What are the differences between QLED vs. OLED vs. MICROLED? The LCD screen is long dead and the LED is experiencing its last glory days. The war for TV is very tight between these three new technologies: OLED, QLED and MicroLED and we dedicate this special article to them. Which one is worth buying? Does it make sense to buy a LED TV at this point? Which technology will be the standard within a few years?
Although there are many TV manufacturers, when we talk about companies that actually produce a TV – like a screen and a processor – the list is greatly reduced. Today we can divide the market into three trends:
- QLED, with the best of Samsung and its Quantum Dot LED technology.
- OLED, with LG and Sony as its main supporters.
- MicroLED, Samsung’s future proposal and to which other giants like Sony could participate (under the name of Crystal LED).
For many years, the technology behind a screen has been similar: a layer of crystals with external lighting (first behind, then on the edges and in the last models almost at pixel level) to build the image.
With the arrival of OLED, every pixel can light up becoming a brutal contrast, a virtually pure black and the possibility of customizing the design (very thin screens, curves, etc.), a technology unattainable only until recently. Since they do not require an external lighting source, the design can be much thinner and also consume less energy.
At this point, it is worth clarifying that QLED is nothing more than an evolution of the LED system that we have had so far (and an idea of marketing offices to make it even more complicated for consumers). Its fundamental difference compared to the “normal” LEDs is that each pixel can be activated individually, offering superior advantages to the standard but not reaching the OLED.
Our third protagonist, the MicroLED, has just arrived on the scene, and represents the real challenge for the future: the basic revolution of this technology is to reduce the pixel size up to 100 times compared to a traditional LED (there are already screens with 0.15 mm pixels), multiplying the number of them and reducing the distance between them.
Thus, a MICROLED TV can offer the best of both worlds: pixels of a minimum size that can be controlled at will, the possibility of pure black, much brighter than an OLED, wide viewing angle and no medium or long degradation problems term.
A MicroLED screen is made up of small independent modules, allowing manufacturers to create televisions of any size and shape; only one controller is needed to indicate which pixels need to be activated at all times, but the possibilities are almost endless.

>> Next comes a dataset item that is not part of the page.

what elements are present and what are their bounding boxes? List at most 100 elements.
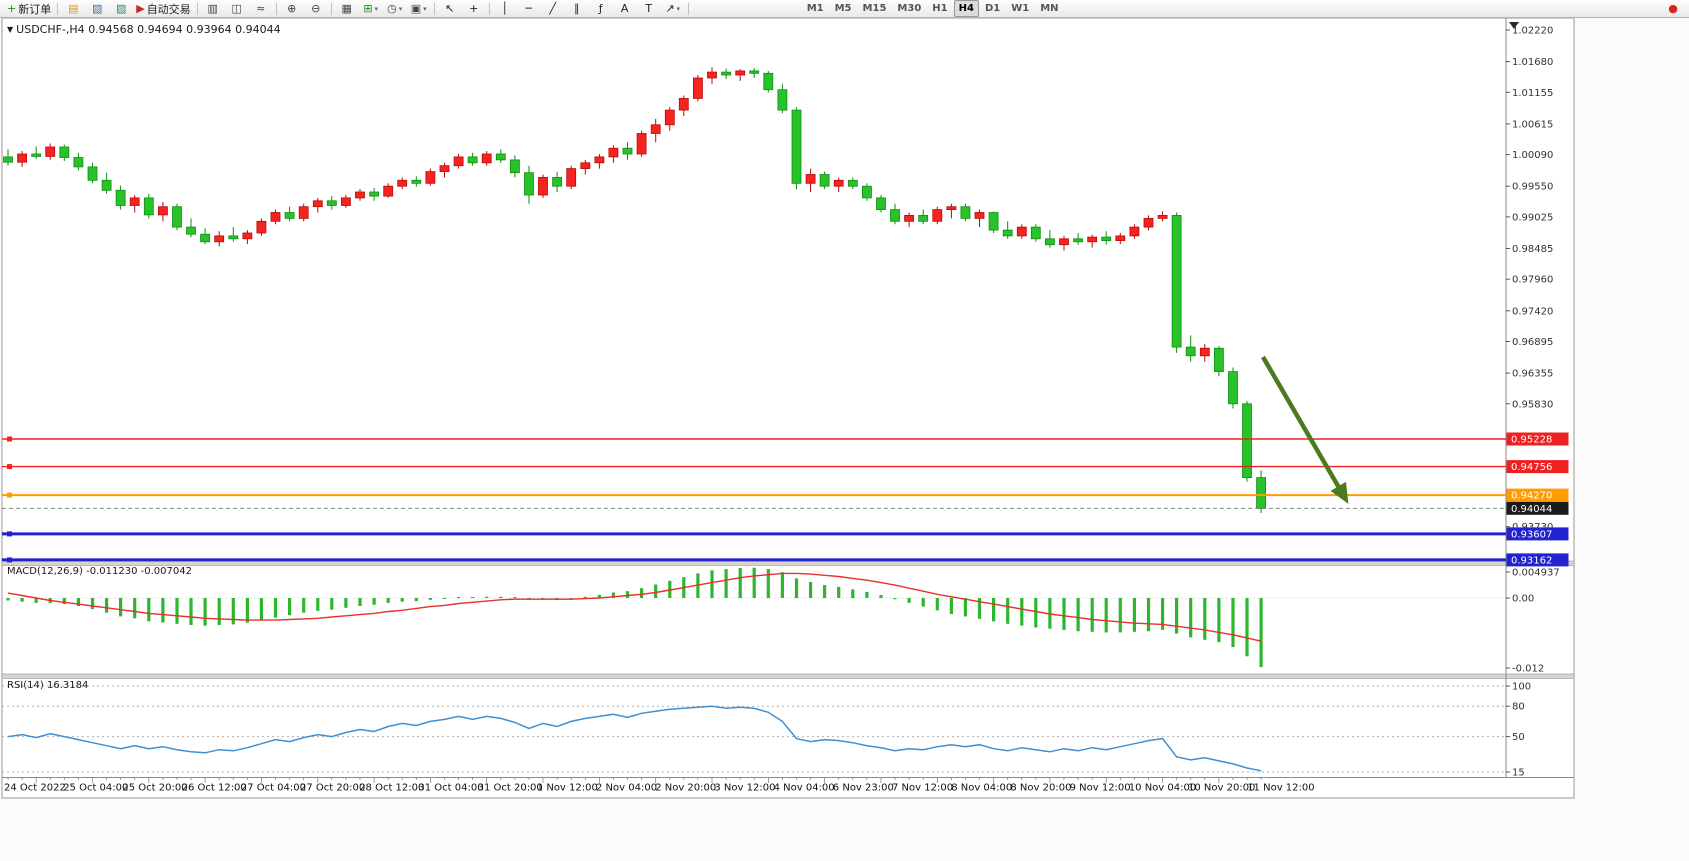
templates-icon: ▣ [410,2,422,15]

Surely more than one reader wonders how it is possible that there is not yet a MicroLED TV on the market. The reasons are different, but the most important challenges for the sector are two: the screens are extremely expensive to produce and generate a lot of heat, which must be dissipated efficiently and without noise.
Will we see the first MicroLED TVs in 2019? Although Samsung has already shown The Wall (a 146-inch television) from my point of view it takes at least another two years to see one in the living room.
As mentioned, in addition to the price, it is difficult to install a cooling solution in small and thin televisions, a problem that is not present in a larger TV or that is intended to display commercial information. These will be the first destinations of MicroLED TVs.
So which TV should I buy?
As always, the decision depends on the budget we have available and on the use, we have to make of the television. To watch conventional television it makes no sense to invest in the latter, but if you are fond of high quality films and series or have a group of friends with whom you want to play with maximum detail, the differences between one technology and another they’re important.
If your budget is less than 1,500 euros, my recommendation is to opt for the latest generation LED or QLED TV. In this price range, HDR should not be a fundamental variable, but if it has much better. As for the 4K, it will be difficult to find a model of more than 50 inches that is only 1080 so there is no doubt.
It is possible to find some OLED offerings around this price but, in my opinion, it is much better to invest in the best LEDs or QLEDs that you can afford instead of a low-end OLED. From my point of view, the Samsung QE55Q6FN or the Sony KD-55XF9005 are two very interesting options.
OLED is the present and has no rival both in the middle and in the high end in terms of image quality. My two recommendations here are the Sony KD55A1BAE P and the LG 55 “55E7N, but the offer is very wide.